[JURIST] The US Senate [official website] voted 71-26 Wednesday to ratify the so-called New START treaty [materials; JURIST news archive] between Russia and the US. The new START treaty replaces the expired Strategic Arms Reduction Treaty (START I treaty) [materials], with Russia and the US each pledging to reduce their countries’ nuclear warheads by about 30 percent. Under the terms of the treaty and its protocol, both countries would only be allowed to deploy 1,550 strategic warheads, a decrease from the 2,200 currently permitted. Senator John Kerry (D-MA), head of the Senate Foreign Relations Committee [official websites], praised the ratification, saying:
This historic Senate vote makes our country safer and moves the world further away from the danger of nuclear disaster. The winners are not defined by party or ideology.
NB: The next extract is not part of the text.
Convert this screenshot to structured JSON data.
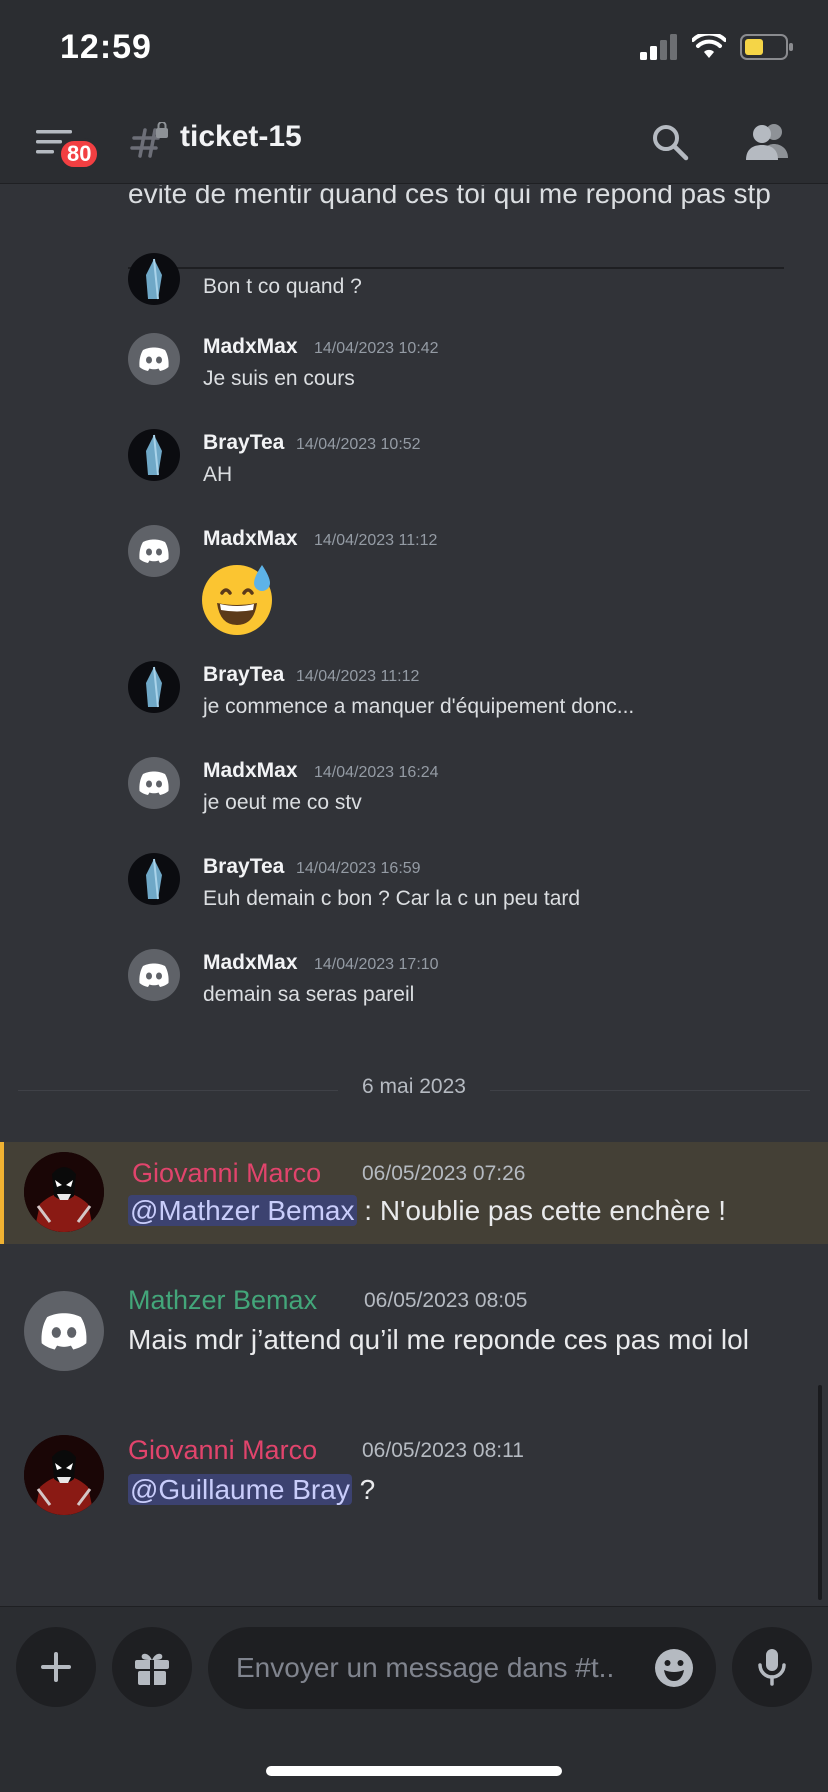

The winners are the American people, who are safer with fewer Russian missiles aimed at them, and who benefit knowing that our cooperation with Russia in curbing Iran’s nuclear ambitions and supplying our troops in Afghanistan can be strengthened.
The treaty needed at least 67 votes to be ratified.
US President Barack Obama and Russian President Dmitry Medvedev [official websites] signed the treaty [JURIST report] in Prague in April. The agreement, reached [JURIST report] in February, is the first nuclear agreement between the two nations in nearly 20 years. The US State Department began negotiating [JURIST report] the treaty with Russia in 2009. Nuclear disarmament between the US and Russia, whose nuclear arsenals comprise 95 percent of the world’s nuclear weapons, languished during the Bush administration. The treaty is considered a key part of easing tensions between the two countries, which reached a high point after the 2008 Georgia conflict [BBC backgrounder].